At AIA we've started an exciting movement to create a healthier, more sustainable future for everyone.
If you believe in developing a better tomorrow, read on.
About the Role
The incumbent will be a key driver of our engineering-driven culture and be responsible for designing and implementing strategic initiatives that leverage AI and Machine Learning to create self-healing, automated, and cloud-native operational systems, providing oversight on the enterprise architecture to align with AIA architecture governance. This is a hands-on leadership role for a technically proficient individual with the vision and negotiation skills, leading the team of solution analysts and DevOps engineers to champion change, eliminate manual processes, and foster a culture of collaboration across our engineering, DevOps, and Site Reliability Engineering (SRE) teams.
Key Responsibilities
- Strategy & Leadership: Design and implement a multi-year strategy to automate and optimize IT operations using AI/ML-driven solutions, predictive analytics, and self-healing systems. Drive the cultural change towards a proactive, autonomous operations model and continuous delivery mindset. Evangelize and implement modern SRE practices across engineering teams.
- DevOps Implementation: Lead the organizational cultural transformation towards engineering-driven practices and DevOps excellence
- Process Transformation: Spearhead initiatives to eliminate traditional operations bottlenecks, automate manual processes, and establish new standards for operational efficiency and system reliability.
- Team Collaboration: Foster a collaborative and integrated environment across product engineering, DevOps, and Site Reliability Engineering (SRE) teams to ensure shared ownership and accountability for the full application lifecycle.
- Platform Modernization: Guide the evolution of our CI/CD pipelines, container orchestration on Kubernetes, and cloud-native infrastructure to support autonomous and proactive operations.
- Cultural Change: Act as a change agent within the organization, articulating the vision for an engineering-driven culture and using excellent communication and negotiation skills to build consensus and drive adoption of new methodologies.
- Hands-on Contribution: Remain deeply hands-on with the technology stack, actively contributing to architectural design, code reviews, and key technical decisions to ensure a seamless bridge between innovation and execution.
Required Technical Expertise
- A minimum of 10-15 years of deep Enterprise Architect, DevOps & SRE Experience: Extensive, hands-on experience in Enterprise Architect, DevOps and SRE principles, including CI/CD pipeline automation, infrastructure-as-code, and observability.
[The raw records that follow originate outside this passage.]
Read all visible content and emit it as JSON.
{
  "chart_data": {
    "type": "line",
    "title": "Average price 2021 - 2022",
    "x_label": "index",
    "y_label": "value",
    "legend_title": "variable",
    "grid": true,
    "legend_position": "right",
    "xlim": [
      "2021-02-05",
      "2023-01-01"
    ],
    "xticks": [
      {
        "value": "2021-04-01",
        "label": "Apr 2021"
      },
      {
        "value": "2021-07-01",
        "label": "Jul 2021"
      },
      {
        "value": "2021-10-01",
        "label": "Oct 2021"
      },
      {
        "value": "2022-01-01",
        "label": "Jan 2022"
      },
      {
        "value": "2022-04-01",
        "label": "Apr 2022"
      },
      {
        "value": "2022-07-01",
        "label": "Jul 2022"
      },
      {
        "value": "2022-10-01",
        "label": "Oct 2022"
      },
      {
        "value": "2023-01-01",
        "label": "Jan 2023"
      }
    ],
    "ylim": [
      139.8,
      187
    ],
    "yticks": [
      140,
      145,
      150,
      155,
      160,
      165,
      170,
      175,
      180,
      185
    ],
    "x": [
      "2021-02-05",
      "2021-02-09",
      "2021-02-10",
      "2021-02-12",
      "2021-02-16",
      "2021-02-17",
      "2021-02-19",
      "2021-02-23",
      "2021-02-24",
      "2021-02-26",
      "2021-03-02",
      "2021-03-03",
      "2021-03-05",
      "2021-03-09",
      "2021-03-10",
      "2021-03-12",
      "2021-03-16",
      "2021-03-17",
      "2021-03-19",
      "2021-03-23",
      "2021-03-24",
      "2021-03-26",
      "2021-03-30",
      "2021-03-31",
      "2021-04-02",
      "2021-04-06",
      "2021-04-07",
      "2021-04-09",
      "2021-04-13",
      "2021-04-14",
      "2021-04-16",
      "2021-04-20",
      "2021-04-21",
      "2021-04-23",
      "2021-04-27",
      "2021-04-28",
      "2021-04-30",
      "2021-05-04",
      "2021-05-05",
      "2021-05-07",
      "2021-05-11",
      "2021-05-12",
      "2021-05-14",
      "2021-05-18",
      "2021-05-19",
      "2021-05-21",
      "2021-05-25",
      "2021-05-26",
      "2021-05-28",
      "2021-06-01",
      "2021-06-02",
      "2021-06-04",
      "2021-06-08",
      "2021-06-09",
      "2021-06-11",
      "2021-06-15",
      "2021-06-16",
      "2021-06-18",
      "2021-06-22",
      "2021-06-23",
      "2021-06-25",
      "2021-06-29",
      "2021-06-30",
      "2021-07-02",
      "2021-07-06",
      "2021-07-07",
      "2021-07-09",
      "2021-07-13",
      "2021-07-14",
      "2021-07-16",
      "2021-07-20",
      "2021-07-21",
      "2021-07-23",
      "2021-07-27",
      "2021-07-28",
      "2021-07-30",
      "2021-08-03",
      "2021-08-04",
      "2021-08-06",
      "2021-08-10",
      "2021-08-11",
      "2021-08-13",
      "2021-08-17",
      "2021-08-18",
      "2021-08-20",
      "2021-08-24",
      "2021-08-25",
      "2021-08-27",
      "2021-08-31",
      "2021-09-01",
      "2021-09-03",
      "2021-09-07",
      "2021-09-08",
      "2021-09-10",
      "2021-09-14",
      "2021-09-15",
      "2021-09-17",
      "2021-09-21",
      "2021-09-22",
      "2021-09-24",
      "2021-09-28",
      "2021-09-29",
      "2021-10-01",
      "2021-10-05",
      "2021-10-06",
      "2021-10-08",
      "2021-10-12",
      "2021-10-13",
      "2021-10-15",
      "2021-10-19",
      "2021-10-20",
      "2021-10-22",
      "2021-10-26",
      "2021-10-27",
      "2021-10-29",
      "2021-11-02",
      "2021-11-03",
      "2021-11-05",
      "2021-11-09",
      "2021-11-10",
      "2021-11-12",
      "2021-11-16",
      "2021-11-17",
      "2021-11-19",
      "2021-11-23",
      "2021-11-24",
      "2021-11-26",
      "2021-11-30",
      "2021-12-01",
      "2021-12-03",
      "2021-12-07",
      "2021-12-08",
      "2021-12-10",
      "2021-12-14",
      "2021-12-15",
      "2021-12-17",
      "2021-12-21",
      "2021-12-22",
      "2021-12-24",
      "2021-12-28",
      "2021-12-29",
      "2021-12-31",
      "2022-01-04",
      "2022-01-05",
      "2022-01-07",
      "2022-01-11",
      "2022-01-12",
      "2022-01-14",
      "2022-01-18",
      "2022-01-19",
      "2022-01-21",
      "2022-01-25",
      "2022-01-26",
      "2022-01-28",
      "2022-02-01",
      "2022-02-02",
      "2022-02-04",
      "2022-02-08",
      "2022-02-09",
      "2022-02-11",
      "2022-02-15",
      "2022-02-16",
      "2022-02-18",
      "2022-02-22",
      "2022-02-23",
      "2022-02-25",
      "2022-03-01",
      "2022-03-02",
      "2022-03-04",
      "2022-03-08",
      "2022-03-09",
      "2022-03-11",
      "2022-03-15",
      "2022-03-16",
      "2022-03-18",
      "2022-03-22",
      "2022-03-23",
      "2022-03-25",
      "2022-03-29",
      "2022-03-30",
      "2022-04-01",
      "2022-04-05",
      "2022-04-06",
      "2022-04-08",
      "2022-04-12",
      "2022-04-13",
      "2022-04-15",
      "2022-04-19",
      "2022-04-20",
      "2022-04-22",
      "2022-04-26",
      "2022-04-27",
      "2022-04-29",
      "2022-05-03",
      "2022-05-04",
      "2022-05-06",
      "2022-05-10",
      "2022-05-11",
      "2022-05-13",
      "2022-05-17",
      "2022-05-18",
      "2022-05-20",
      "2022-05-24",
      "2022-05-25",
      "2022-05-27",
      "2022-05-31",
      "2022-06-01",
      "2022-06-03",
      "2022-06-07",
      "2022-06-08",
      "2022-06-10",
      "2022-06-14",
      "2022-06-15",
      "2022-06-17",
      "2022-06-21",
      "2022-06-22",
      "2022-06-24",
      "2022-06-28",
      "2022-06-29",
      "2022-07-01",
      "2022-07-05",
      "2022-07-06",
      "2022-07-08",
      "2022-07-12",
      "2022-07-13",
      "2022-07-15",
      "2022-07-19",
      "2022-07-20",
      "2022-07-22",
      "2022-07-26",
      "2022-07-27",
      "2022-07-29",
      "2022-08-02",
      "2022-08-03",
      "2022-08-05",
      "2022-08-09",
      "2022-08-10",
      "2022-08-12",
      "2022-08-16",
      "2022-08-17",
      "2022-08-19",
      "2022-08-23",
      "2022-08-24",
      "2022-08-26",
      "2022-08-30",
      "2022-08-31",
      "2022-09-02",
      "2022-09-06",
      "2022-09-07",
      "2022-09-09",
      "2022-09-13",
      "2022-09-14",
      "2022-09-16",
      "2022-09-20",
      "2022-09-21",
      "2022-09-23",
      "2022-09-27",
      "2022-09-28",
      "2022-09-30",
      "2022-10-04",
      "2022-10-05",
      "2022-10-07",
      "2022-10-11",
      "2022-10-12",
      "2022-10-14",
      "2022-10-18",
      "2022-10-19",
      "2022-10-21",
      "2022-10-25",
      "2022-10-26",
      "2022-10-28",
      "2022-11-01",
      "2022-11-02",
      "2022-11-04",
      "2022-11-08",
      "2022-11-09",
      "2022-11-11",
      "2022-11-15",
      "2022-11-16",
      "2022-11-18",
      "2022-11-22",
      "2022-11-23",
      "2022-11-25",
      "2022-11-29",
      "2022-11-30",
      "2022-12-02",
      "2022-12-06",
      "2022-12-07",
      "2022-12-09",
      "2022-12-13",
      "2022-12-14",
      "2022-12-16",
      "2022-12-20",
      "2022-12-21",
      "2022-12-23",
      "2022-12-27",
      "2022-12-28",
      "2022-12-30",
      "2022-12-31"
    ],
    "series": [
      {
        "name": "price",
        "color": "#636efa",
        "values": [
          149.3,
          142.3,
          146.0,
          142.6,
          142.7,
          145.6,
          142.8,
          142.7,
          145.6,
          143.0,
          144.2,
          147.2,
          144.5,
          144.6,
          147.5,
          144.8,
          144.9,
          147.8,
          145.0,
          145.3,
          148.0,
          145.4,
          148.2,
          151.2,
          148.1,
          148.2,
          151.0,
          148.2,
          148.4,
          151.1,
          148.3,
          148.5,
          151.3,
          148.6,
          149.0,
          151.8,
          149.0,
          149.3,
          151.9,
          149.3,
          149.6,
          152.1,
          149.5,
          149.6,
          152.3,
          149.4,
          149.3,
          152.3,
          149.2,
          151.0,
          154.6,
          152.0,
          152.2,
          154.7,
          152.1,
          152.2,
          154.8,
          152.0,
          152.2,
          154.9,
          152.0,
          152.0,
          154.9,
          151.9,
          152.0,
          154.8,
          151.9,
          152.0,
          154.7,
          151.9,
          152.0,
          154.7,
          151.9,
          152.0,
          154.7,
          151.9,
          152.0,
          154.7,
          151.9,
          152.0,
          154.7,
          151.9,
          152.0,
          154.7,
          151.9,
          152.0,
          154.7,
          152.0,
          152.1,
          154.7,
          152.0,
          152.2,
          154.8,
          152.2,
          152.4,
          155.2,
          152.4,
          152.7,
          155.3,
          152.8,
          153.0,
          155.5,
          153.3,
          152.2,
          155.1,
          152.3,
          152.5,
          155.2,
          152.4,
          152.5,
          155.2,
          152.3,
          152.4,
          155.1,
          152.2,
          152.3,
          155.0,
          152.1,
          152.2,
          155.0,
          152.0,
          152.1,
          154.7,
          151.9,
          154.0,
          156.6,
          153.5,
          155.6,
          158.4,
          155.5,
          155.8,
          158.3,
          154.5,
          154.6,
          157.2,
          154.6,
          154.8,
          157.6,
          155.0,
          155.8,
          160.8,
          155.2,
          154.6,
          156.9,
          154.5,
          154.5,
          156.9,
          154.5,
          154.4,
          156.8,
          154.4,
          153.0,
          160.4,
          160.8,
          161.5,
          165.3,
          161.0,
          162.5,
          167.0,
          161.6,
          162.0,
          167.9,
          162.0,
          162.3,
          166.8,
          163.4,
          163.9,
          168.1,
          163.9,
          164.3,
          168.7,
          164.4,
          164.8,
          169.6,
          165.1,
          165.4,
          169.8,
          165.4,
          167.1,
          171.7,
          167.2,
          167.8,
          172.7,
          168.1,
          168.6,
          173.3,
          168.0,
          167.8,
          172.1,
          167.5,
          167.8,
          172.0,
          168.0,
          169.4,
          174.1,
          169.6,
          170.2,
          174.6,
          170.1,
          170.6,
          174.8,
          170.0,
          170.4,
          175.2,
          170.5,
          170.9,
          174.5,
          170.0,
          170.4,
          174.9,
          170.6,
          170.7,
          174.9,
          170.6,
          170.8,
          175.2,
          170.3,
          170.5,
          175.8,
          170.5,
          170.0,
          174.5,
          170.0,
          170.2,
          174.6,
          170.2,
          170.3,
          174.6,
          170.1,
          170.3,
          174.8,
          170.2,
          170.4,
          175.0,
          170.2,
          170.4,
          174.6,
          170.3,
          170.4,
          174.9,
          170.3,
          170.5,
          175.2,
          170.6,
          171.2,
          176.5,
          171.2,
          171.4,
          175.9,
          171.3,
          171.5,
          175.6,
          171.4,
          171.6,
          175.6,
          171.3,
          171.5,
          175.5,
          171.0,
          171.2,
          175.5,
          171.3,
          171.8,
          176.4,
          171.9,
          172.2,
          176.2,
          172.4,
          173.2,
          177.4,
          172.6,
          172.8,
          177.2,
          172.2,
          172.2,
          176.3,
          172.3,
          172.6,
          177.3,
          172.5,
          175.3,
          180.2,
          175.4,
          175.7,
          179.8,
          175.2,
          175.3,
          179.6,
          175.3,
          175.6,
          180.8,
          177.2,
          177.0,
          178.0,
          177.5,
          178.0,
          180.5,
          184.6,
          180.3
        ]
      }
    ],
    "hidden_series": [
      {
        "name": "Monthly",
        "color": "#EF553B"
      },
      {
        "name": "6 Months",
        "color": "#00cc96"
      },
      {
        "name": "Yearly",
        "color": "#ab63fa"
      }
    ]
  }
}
- AI/ML for Operations: Proven experience in designing or implementing AI/ML-driven solutions for IT operations, covering both infrastructure and application observability, such as log analysis, anomaly detection, and predictive maintenance.
- Modern Technology Stack: Strong practical experience with technologies:
- Languages: Java, NodeJs, Python
- Front-end: ReactJs
- Containerization & Orchestration: Docker and Kubernetes
- CI/CD: GitHub Actions, Bamboo, or similar tools
- Infrastructure as Code & Observability Tools: Terraform, CloudFormation, ELK, Dynatrace, Prometheus, Grafana, Datadog etc.
- Proficiency in scripting (Python, PowerShell)
- Cloud-Native Architecture: Expertise in designing and managing cloud-native systems, microservices architectures, and distributed systems.
- Experience with microservices architecture and APM/API management.
- Knowledge of security best practices and DevSecOps implementations.
- Ensure automated systems are complied with security, governance, and regulatory standards.
- Stability of system and services.
- Timely and quality deliverables.
- Good quality solution design by implementing different architecture pillars, such as security, scalability, maintainability, performance, etc.
- Architecture strategy, standards, patterns, governance, and audit reporting.
- Improvements on build automation leveraging CI/CD processes, automated testing, unit testing, code coverage and other software development best practices.
- Degree from a recognized University in Information Technology, Computer Science, Computer Engineering
- Certifications in AIOps, DevOps, AWS/Azure/GCP, ITIL, or related fields are a plus. GenAI certifications (e.g., NVIDIA, Google, Databricks) is highly desirable
Special skills
- Requires in-depth experience, knowledge and skills in own discipline
- Uses best practices and knowledge of internal/external business issues to improve products or services
- Ability to work in high-pressure environment, troubleshoot complex issues across on-prem and cloud quickly, and successfully handle multiple priorities.
- Have systematic problem-solving approach, effective communications skills and have sense of ownership and drive.
- Works independently with minimal guidance
- Manage resource and ability to perform capacity planning
- Applies best practices and knowledge of internal/external business issues to improve products or services in own discipline
- Has expertise in own discipline
- Solves moderately complex problems takes a new perspective on existing solutions
- Interprets customer needs, assesses requirements and identifies solutions to non-standard requests
- Explains information and persuades others in straightforward situations
- Makes decisions for own work priorities and allocation of time to meet deadlines
- Is accountable for technical contribution to project team or sub-team
- Builds awareness of costs related to own work
This incumbent will be reporting to CTO and manage 10 - 15 team members.